A statement from AOSIS emphasized, “We have withdrawn from the stalled negotiations on the New Collective Quantified Goal (NCQG), as there seems to be no progressive pathway forward.” The LDCs and Small Island Developing States (SIDS) are requesting a minimum of USD 220 billion and USD 39 billion, respectively, from the multilateral climate finance package to effectively combat climate change.
In a show of solidarity, the G77 group, which encompasses over 130 developing nations, urged that the draft must align with Paragraph 9.1 of the Paris Agreement, ensuring developed nations are held accountable for financial contributions to support developing countries. Furthermore, they have insisted on a commitment of at least USD 500 billion in climate financing by the year 2035.
Criticism of the draft was echoed across various developing nations, which characterized the proposed climate finance commitments as “grossly insufficient” and “laughable.” Action Aid expert Brandon Wu criticized the United States for its demands aimed at limiting references to key provisions that would ensure accountability in providing financial aid. “This represents the culmination of a decade-long strategy from the US to evade its responsibilities towards financing climate initiatives in the Global South,” Wu stated.
As COP29 progresses, nations grapple with the urgency of establishing a robust climate finance framework, termed as the New Collective Quantified Goal (NCQG). This framework aims to aid developing nations in reducing greenhouse gas emissions and adapting to the adverse impacts of climate change. Originally slated to conclude on Friday, negotiations extended into overtime as developed countries only offered tangible financial commitments in the final hours of the summit.
The proposed USD 250 billion from wealthier nations falls drastically short of the trillions necessary to combat the looming climate crisis effectively.
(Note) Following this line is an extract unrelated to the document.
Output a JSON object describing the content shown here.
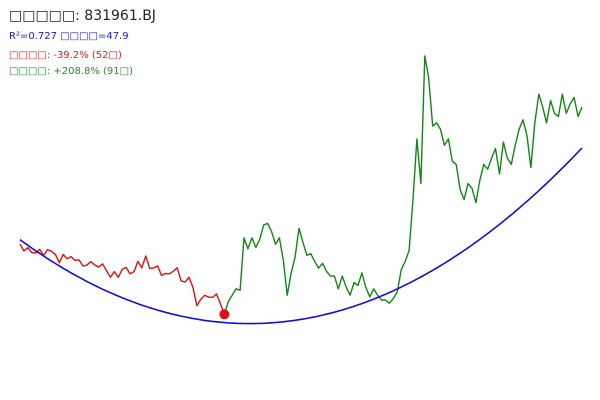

Developing nations have stressed that they require a staggering USD 1.3 trillion annually starting in 2025 to sufficiently address their mounting climate-related challenges. They assert that a significant portion of this funding should come as direct public support from developed countries.
This ongoing situation underscores the deep divisions between developed and developing nations, as they strive to find common ground on the pressing issue of climate finance, pivotal to global efforts against climate change. Until a satisfactory agreement is reached, the path towards climate justice remains fraught with challenges and unmet expectations.